In August 1885, Billington traveled to New York for the American production of The Mikado, appearing alongside George Thorne as Ko-Ko, Geraldine Ulmar as Yum-Yum, and Courtice Pounds as Nanki-Poo. Returning to England in May 1886, he performed Corcoran and Pooh-Bah in the provinces and then in Germany and Austria. In 1887 he returned to England to rehearse the new Gilbert and Sullivan opera Ruddigore, gave two matinee performances as Sir Despard Murgatroyd at the Savoy Theatre — his Broadway-equivalent West End credit — and then sailed again for New York to play Sir Despard in the American cast, marking his Broadway appearance that year. Subsequent tours took in Ruddigore, The Mikado, and Patience, in which he played Colonel Calverley, and he also briefly substituted for Barrington as Sir Despard at the Savoy.

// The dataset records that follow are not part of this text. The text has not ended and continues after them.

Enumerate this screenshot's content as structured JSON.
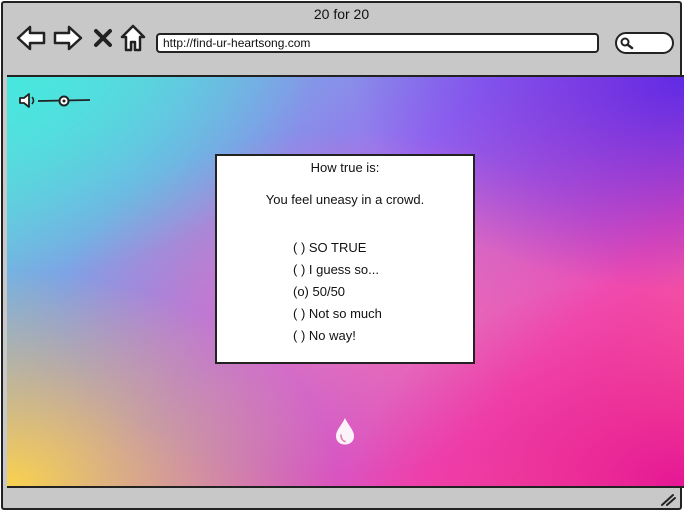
{
  "window": {
    "title": "20 for 20"
  },
  "toolbar": {
    "back_icon": "arrow-left-icon",
    "forward_icon": "arrow-right-icon",
    "stop_icon": "close-icon",
    "home_icon": "home-icon",
    "url": "http://find-ur-heartsong.com",
    "search_icon": "search-icon"
  },
  "page": {
    "volume_icon": "speaker-icon",
    "quiz": {
      "heading": "How true is:",
      "question": "You feel uneasy in a crowd.",
      "options": [
        {
          "label": "( ) SO TRUE",
          "selected": false
        },
        {
          "label": "( ) I guess so...",
          "selected": false
        },
        {
          "label": "(o) 50/50",
          "selected": true
        },
        {
          "label": "( ) Not so much",
          "selected": false
        },
        {
          "label": "( ) No way!",
          "selected": false
        }
      ]
    },
    "drop_icon": "water-drop-icon"
  },
  "colors": {
    "chrome": "#c8c8c8",
    "outline": "#222222",
    "gradient": [
      "#46e8de",
      "#5a28e6",
      "#ffd646",
      "#e41296"
    ]
  }
}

During 1888 and 1889, Billington toured in multiple roles including Sergeant Meryll and later Wilfred Shadbolt in The Yeomen of the Guard. He briefly departed D'Oyly Carte to play Bragadoccio in Edward Jakobowski and Harry Paulton's comic opera Paola in Edinburgh, a cast that also featured Leonora Braham. In 1890, Rupert D'Oyly Carte selected Billington among a group of performers sent to strengthen the New York cast of The Gondoliers, where he played Don Alhambra. He subsequently returned to Britain for further touring in The Gondoliers, The Mikado, and Yeomen of the Guard.
From the close of 1890 until his death, Billington remained with D'Oyly Carte's principal touring company with only rare breaks. His regular roles during this long final phase included the Learned Judge, Doctor Daly, Dick Deadeye, the Sergeant of Police, Archibald Grosvenor in Patience, Private Willis, King Hildebrand, Pooh-Bah, Wilfred Shadbolt, and Don Alhambra. When newer works entered the touring repertory, he took on additional parts: Punka in The Nautch Girl in 1892, King Paramount in Utopia Limited from 1898 to 1900, and Sultan Mahmoud in The Rose of Persia from 1900 to 1901. In 1891 he played Pooh-Bah in a command performance of The Mikado at Balmoral Castle before Queen Victoria and members of the royal family.

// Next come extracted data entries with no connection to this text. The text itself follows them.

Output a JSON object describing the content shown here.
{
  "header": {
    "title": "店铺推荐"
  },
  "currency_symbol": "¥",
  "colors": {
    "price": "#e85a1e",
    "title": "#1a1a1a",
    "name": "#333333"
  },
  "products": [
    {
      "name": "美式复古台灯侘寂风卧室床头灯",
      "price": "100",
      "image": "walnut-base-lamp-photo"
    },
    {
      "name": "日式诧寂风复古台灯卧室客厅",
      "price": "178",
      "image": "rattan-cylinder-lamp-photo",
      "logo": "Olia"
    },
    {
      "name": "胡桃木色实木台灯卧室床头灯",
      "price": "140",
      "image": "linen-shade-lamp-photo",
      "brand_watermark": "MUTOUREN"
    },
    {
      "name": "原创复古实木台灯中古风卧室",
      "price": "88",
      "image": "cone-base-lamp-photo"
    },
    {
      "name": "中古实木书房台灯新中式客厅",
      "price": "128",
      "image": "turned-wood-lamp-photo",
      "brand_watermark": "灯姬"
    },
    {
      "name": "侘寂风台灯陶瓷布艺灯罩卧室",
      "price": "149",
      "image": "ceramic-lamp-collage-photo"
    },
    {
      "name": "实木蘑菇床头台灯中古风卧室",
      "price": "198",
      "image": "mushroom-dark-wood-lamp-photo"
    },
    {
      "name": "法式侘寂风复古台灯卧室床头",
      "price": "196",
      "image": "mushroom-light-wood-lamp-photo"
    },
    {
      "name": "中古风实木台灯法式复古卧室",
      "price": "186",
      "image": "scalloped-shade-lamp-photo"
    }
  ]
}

Billington's two West End engagements in the 1890s both involved standing in for or succeeding Barrington at the Savoy. In 1896 he appeared there as Pooh-Bah, and in early 1897 he created his second original role in a Savoy opera, King Mopolio VII, in F.C. Burnand and Alexander Mackenzie's His Majesty. Illness forced him to leave the Savoy in April 1897, preventing him from appearing as Shadbolt in that year's revival of Yeomen of the Guard, a role that went instead to Henry Lytton. After a lengthy convalescence, he rejoined the touring company and remained there for the remainder of his life.

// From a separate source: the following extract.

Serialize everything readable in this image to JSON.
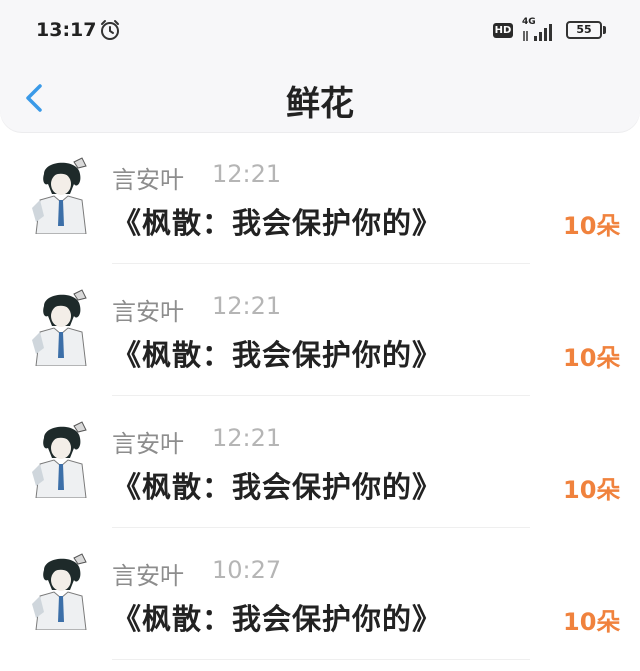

Billington died on 2 November 1917 in London. He had traveled from Cambridge, where the company was then performing, to have lunch at the Liverpool Street Hotel with Rupert Carte, who informed him during the meal that the current tour would be his last. After Carte departed, Billington remained at the hotel conversing with a waiter. He then rose to leave, remarking that it was time to return to Cambridge, and collapsed and died at the hotel exit. His funeral was held at Highgate Cemetery on 8 November 1917. He had no surviving family, being a bachelor whose brother had died at Lockwood in 1882. Courtice Pounds and George Thorne were among the chief mourners.